As a CI analyst and researcher, I am a dwarf on the shoulders of giants – and meeting those giants at conferences, listening to their latest real-world examples, and reading their books are three of the main sources when you want to stay up-to-date in a discipline (apart from the usual subscription of RSS feeds of CI-related blogs).
Let me list some of my favourite readings – some of them are classics of CI literature, some of them provide helpful insights from adjacent areas like consulting, government intelligence, business strategy, and management theory. I have referred to some of these contents in my own book on Competitive Intelligence which was published in German language by Cornelsen in 2006.
One classic and a reference for all who want to master the human intelligence part of CI is „Confidential“ by John Nolan, which I was happy to get a copy very soon after I discovered the discipline in the first place. I strongly recommend it – all about elicitation techniques, practical guidelines, ethical boundaries, and various lessons from the trenches of intelligence collection at its best.

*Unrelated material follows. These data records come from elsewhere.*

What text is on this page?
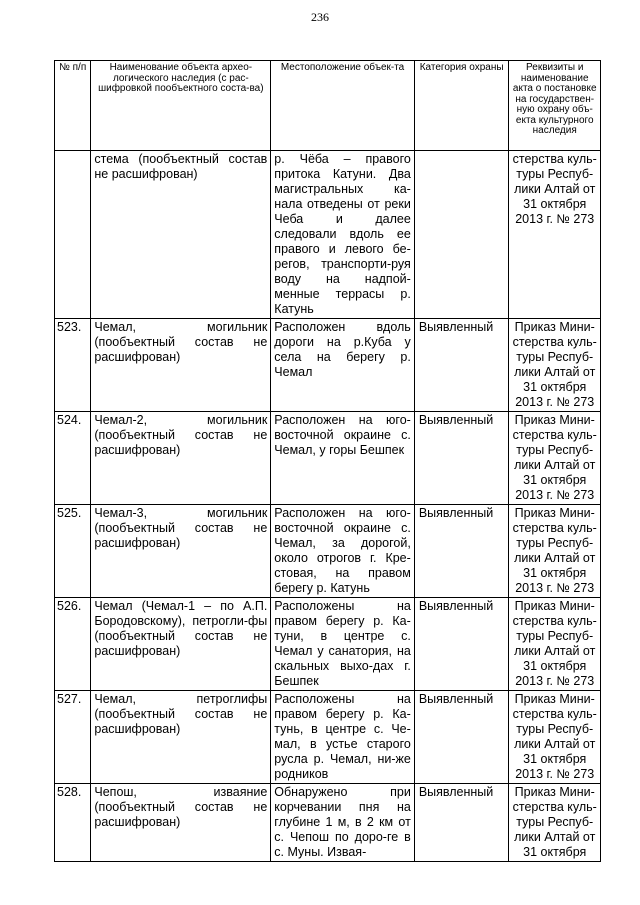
236
№ п/п	Наименование объекта архео-логического наследия (с рас-шифровкой пообъектного соста-ва)	Местоположение объек-та	Категория охраны	Реквизиты и наименование акта о постановке на государствен-ную охрану объ-екта культурного наследия
	стема (пообъектный состав не расшифрован)	р. Чёба – правого притока Катуни. Два магистральных ка-нала отведены от реки Чеба и далее следовали вдоль ее правого и левого бе-регов, транспорти-руя воду на надпой-менные террасы р. Катунь		стерства куль-туры Респуб-лики Алтай от 31 октября 2013 г. № 273
523.	Чемал, могильник (пообъектный состав не расшифрован)	Расположен вдоль дороги на р.Куба у села на берегу р. Чемал	Выявленный	Приказ Мини-стерства куль-туры Респуб-лики Алтай от 31 октября 2013 г. № 273
524.	Чемал-2, могильник (пообъектный состав не расшифрован)	Расположен на юго-восточной окраине с. Чемал, у горы Бешпек	Выявленный	Приказ Мини-стерства куль-туры Респуб-лики Алтай от 31 октября 2013 г. № 273
525.	Чемал-3, могильник (пообъектный состав не расшифрован)	Расположен на юго-восточной окраине с. Чемал, за дорогой, около отрогов г. Кре-стовая, на правом берегу р. Катунь	Выявленный	Приказ Мини-стерства куль-туры Респуб-лики Алтай от 31 октября 2013 г. № 273
526.	Чемал (Чемал-1 – по А.П. Бородовскому), петрогли-фы (пообъектный состав не расшифрован)	Расположены на правом берегу р. Ка-туни, в центре с. Чемал у санатория, на скальных выхо-дах г. Бешпек	Выявленный	Приказ Мини-стерства куль-туры Респуб-лики Алтай от 31 октября 2013 г. № 273
527.	Чемал, петроглифы (пообъектный состав не расшифрован)	Расположены на правом берегу р. Ка-тунь, в центре с. Че-мал, в устье старого русла р. Чемал, ни-же родников	Выявленный	Приказ Мини-стерства куль-туры Респуб-лики Алтай от 31 октября 2013 г. № 273
528.	Чепош, изваяние (пообъектный состав не расшифрован)	Обнаружено при корчевании пня на глубине 1 м, в 2 км от с. Чепош по доро-ге в с. Муны. Извая-	Выявленный	Приказ Мини-стерства куль-туры Респуб-лики Алтай от 31 октября
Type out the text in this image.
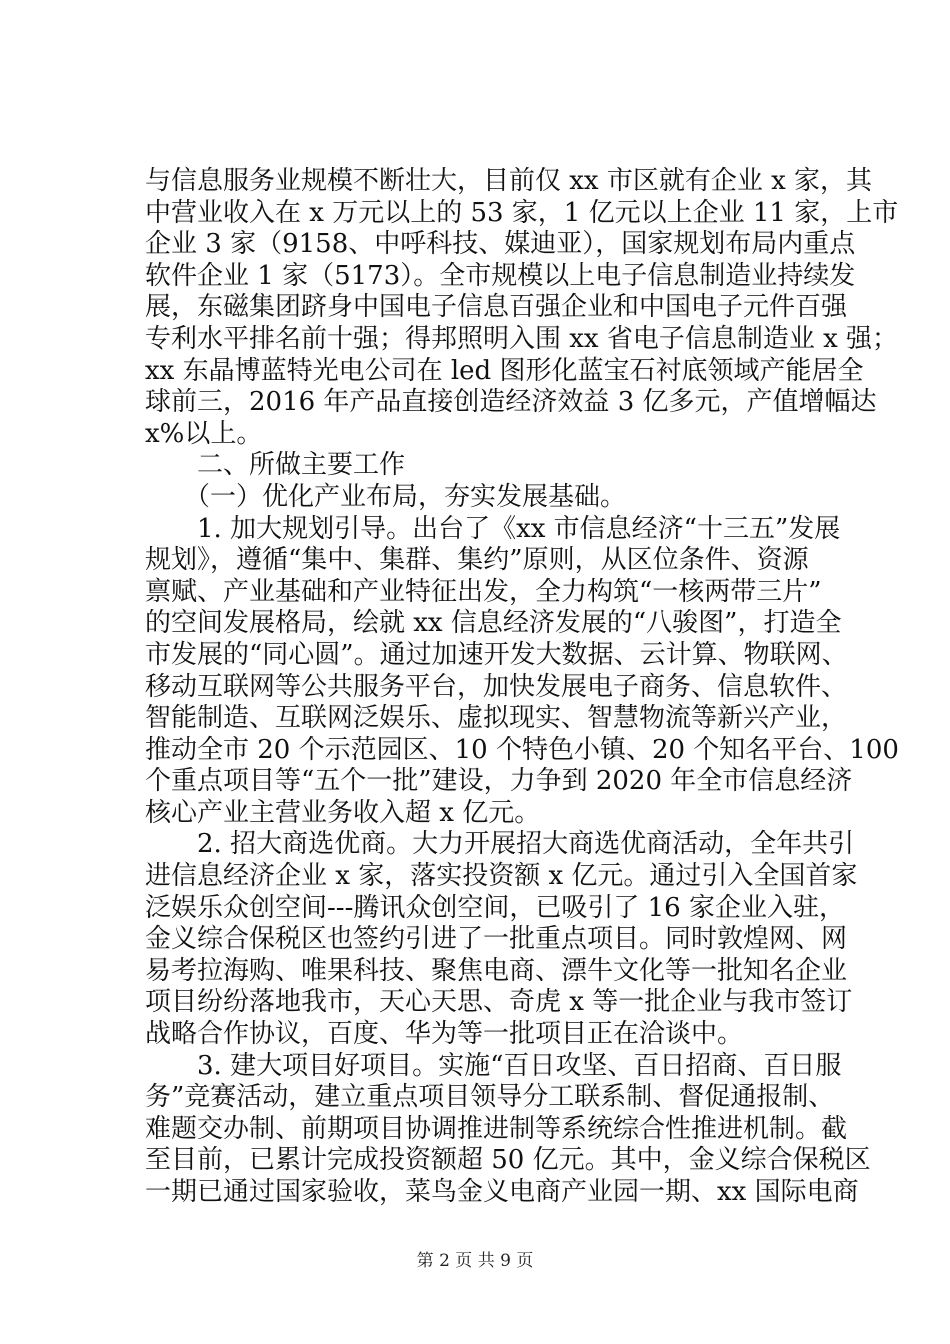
与信息服务业规模不断壮大，目前仅 xx 市区就有企业 x 家，其
中营业收入在 x 万元以上的 53 家，1 亿元以上企业 11 家，上市
企业 3 家（9158、中呼科技、媒迪亚），国家规划布局内重点
软件企业 1 家（5173）。全市规模以上电子信息制造业持续发
展，东磁集团跻身中国电子信息百强企业和中国电子元件百强
专利水平排名前十强；得邦照明入围 xx 省电子信息制造业 x 强；
xx 东晶博蓝特光电公司在 led 图形化蓝宝石衬底领域产能居全
球前三，2016 年产品直接创造经济效益 3 亿多元，产值增幅达
x%以上。
　　二、所做主要工作
　　（一）优化产业布局，夯实发展基础。
　　1. 加大规划引导。出台了《xx 市信息经济“十三五”发展
规划》，遵循“集中、集群、集约”原则，从区位条件、资源
禀赋、产业基础和产业特征出发，全力构筑“一核两带三片”
的空间发展格局，绘就 xx 信息经济发展的“八骏图”，打造全
市发展的“同心圆”。通过加速开发大数据、云计算、物联网、
移动互联网等公共服务平台，加快发展电子商务、信息软件、
智能制造、互联网泛娱乐、虚拟现实、智慧物流等新兴产业，
推动全市 20 个示范园区、10 个特色小镇、20 个知名平台、100
个重点项目等“五个一批”建设，力争到 2020 年全市信息经济
核心产业主营业务收入超 x 亿元。
　　2. 招大商选优商。大力开展招大商选优商活动，全年共引
进信息经济企业 x 家，落实投资额 x 亿元。通过引入全国首家
泛娱乐众创空间---腾讯众创空间，已吸引了 16 家企业入驻，
金义综合保税区也签约引进了一批重点项目。同时敦煌网、网
易考拉海购、唯果科技、聚焦电商、漂牛文化等一批知名企业
项目纷纷落地我市，天心天思、奇虎 x 等一批企业与我市签订
战略合作协议，百度、华为等一批项目正在洽谈中。
　　3. 建大项目好项目。实施“百日攻坚、百日招商、百日服
务”竞赛活动，建立重点项目领导分工联系制、督促通报制、
难题交办制、前期项目协调推进制等系统综合性推进机制。截
至目前，已累计完成投资额超 50 亿元。其中，金义综合保税区
一期已通过国家验收，菜鸟金义电商产业园一期、xx 国际电商
第 2 页 共 9 页
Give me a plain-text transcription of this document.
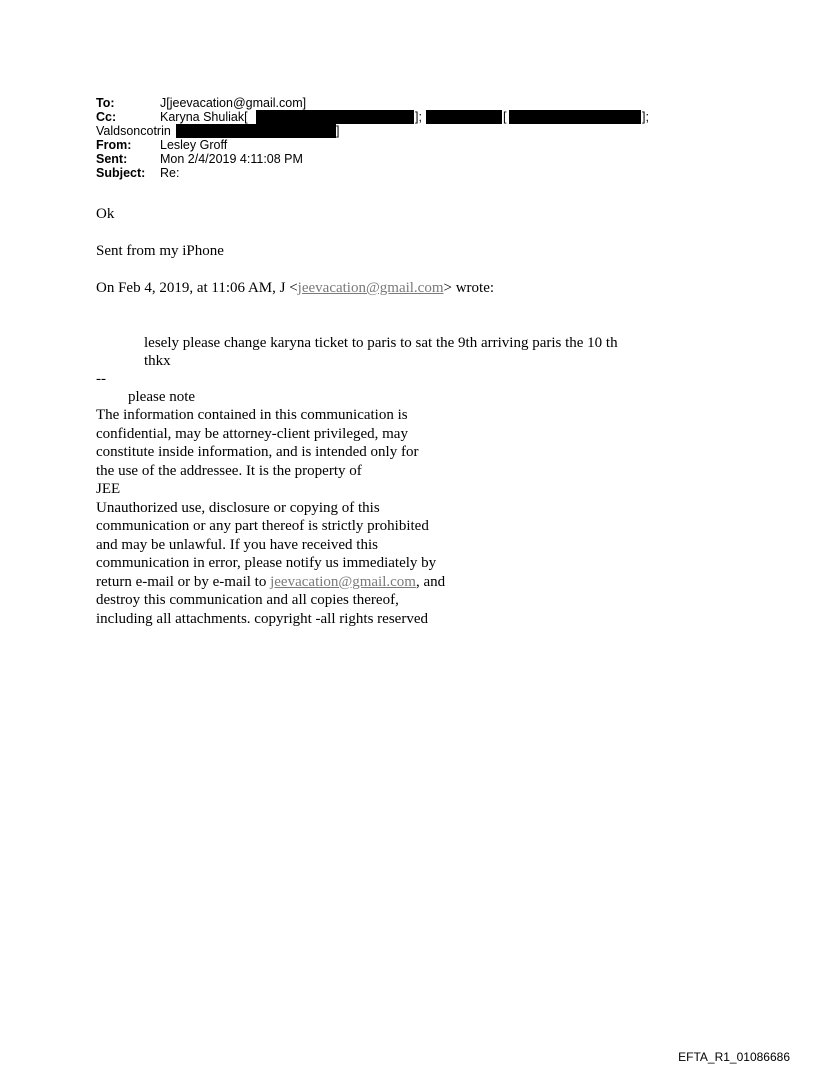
To:	J[jeevacation@gmail.com]
Cc:	Karyna Shuliak[	];	[	];
Valdsoncotrin	]
From: Lesley Groff
Sent:	Mon 2/4/2019 4:11:08 PM
Subject: Re:
Ok
Sent from my iPhone
On Feb 4, 2019, at 11:06 AM, J <jeevacation@gmail.com> wrote:
lesely please change karyna ticket to paris to sat the 9th arriving paris the 10 th
thkx
--
please note
The information contained in this communication is
confidential, may be attorney-client privileged, may
constitute inside information, and is intended only for
the use of the addressee. It is the property of
JEE
Unauthorized use, disclosure or copying of this
communication or any part thereof is strictly prohibited
and may be unlawful. If you have received this
communication in error, please notify us immediately by
return e-mail or by e-mail to jeevacation@gmail.com, and
destroy this communication and all copies thereof,
including all attachments. copyright -all rights reserved
EFTA_R1_01086686
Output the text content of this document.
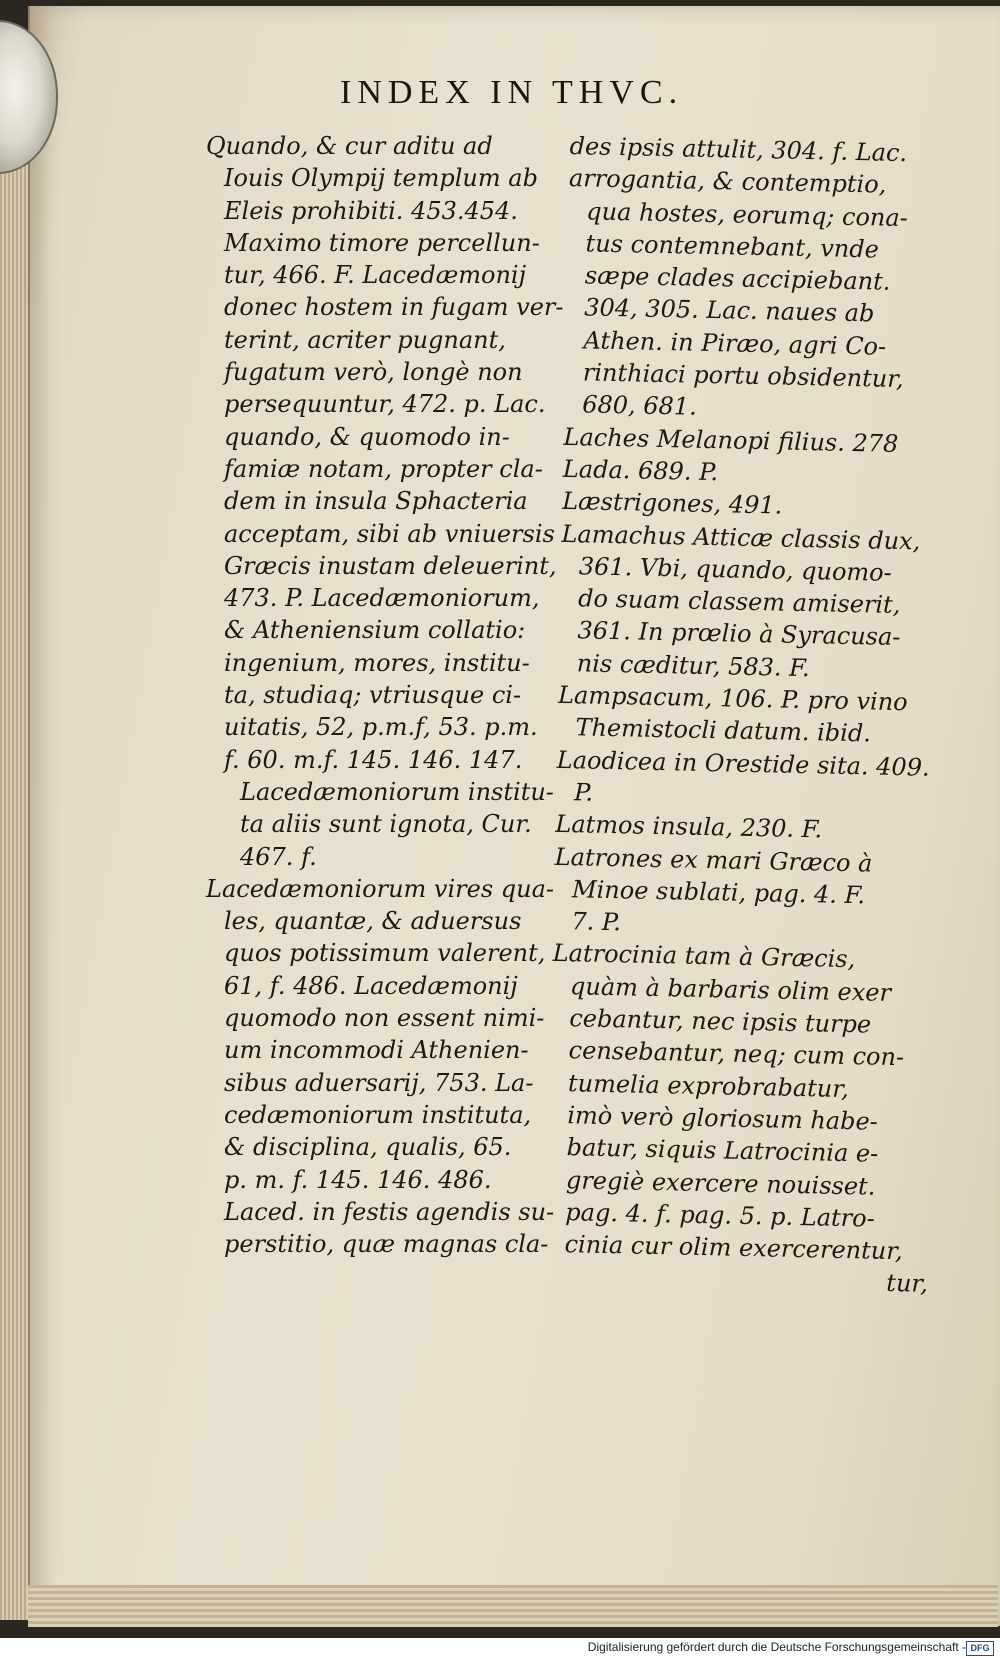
INDEX IN THVC.
Quando, & cur aditu ad
Iouis Olympij templum ab
Eleis prohibiti. 453.454.
Maximo timore percellun-
tur, 466. F. Lacedæmonij
donec hostem in fugam ver-
terint, acriter pugnant,
fugatum verò, longè non
persequuntur, 472. p. Lac.
quando, & quomodo in-
famiæ notam, propter cla-
dem in insula Sphacteria
acceptam, sibi ab vniuersis
Græcis inustam deleuerint,
473. P. Lacedæmoniorum,
& Atheniensium collatio:
ingenium, mores, institu-
ta, studiaq; vtriusque ci-
uitatis, 52, p.m.f, 53. p.m.
f. 60. m.f. 145. 146. 147.
Lacedæmoniorum institu-
ta aliis sunt ignota, Cur.
467. f.
Lacedæmoniorum vires qua-
les, quantæ, & aduersus
quos potissimum valerent,
61, f. 486. Lacedæmonij
quomodo non essent nimi-
um incommodi Athenien-
sibus aduersarij, 753. La-
cedæmoniorum instituta,
& disciplina, qualis, 65.
p. m. f. 145. 146. 486.
Laced. in festis agendis su-
perstitio, quæ magnas cla-
des ipsis attulit, 304. f. Lac.
arrogantia, & contemptio,
qua hostes, eorumq; cona-
tus contemnebant, vnde
sæpe clades accipiebant.
304, 305. Lac. naues ab
Athen. in Piræo, agri Co-
rinthiaci portu obsidentur,
680, 681.
Laches Melanopi filius. 278
Lada. 689. P.
Læstrigones, 491.
Lamachus Atticæ classis dux,
361. Vbi, quando, quomo-
do suam classem amiserit,
361. In prœlio à Syracusa-
nis cæditur, 583. F.
Lampsacum, 106. P. pro vino
Themistocli datum. ibid.
Laodicea in Orestide sita. 409.
P.
Latmos insula, 230. F.
Latrones ex mari Græco à
Minoe sublati, pag. 4. F.
7. P.
Latrocinia tam à Græcis,
quàm à barbaris olim exer
cebantur, nec ipsis turpe
censebantur, neq; cum con-
tumelia exprobrabatur,
imò verò gloriosum habe-
batur, siquis Latrocinia e-
gregiè exercere nouisset.
pag. 4. f. pag. 5. p. Latro-
cinia cur olim exercerentur,
tur,
Digitalisierung gefördert durch die Deutsche Forschungsgemeinschaft - DFG
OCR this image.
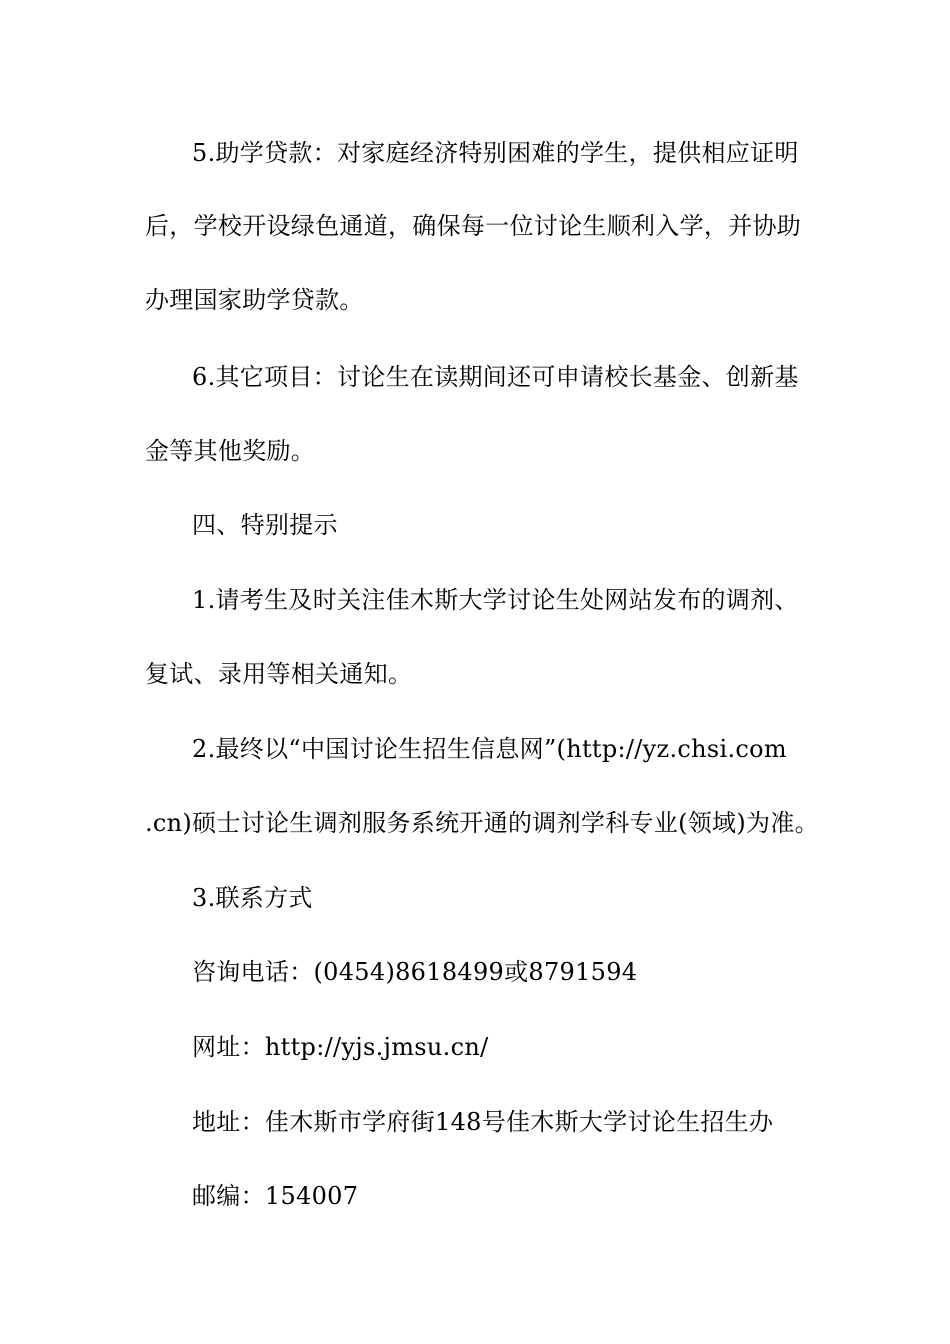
5.助学贷款：对家庭经济特别困难的学生，提供相应证明
后，学校开设绿色通道，确保每一位讨论生顺利入学，并协助
办理国家助学贷款。
6.其它项目：讨论生在读期间还可申请校长基金、创新基
金等其他奖励。
四、特别提示
1.请考生及时关注佳木斯大学讨论生处网站发布的调剂、
复试、录用等相关通知。
2.最终以“中国讨论生招生信息网”(http://yz.chsi.com
.cn)硕士讨论生调剂服务系统开通的调剂学科专业(领域)为准。
3.联系方式
咨询电话：(0454)8618499或8791594
网址：http://yjs.jmsu.cn/
地址：佳木斯市学府街148号佳木斯大学讨论生招生办
邮编：154007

Richards J. Heuer Jr. and Randolph H. Pherson have written a handbook on „Structured Analytical Techniques for Intelligence Analysis“ which covers intelligence analysis from a government intel point of view, but it is highly readable and useful also for competitive intelligence practitioners. They not only describe numerous techniques, featuring scenario analysis or the analysis of competing hypotheses (just to pick up two examples) in a very structured way but they also refer to practical problems during the process of collection and analysis. No wonder: Richards Heuer is author of the ground-breaking „Psychology of Intelligence Analysis“, another must-read for every analyst in the intelligence community.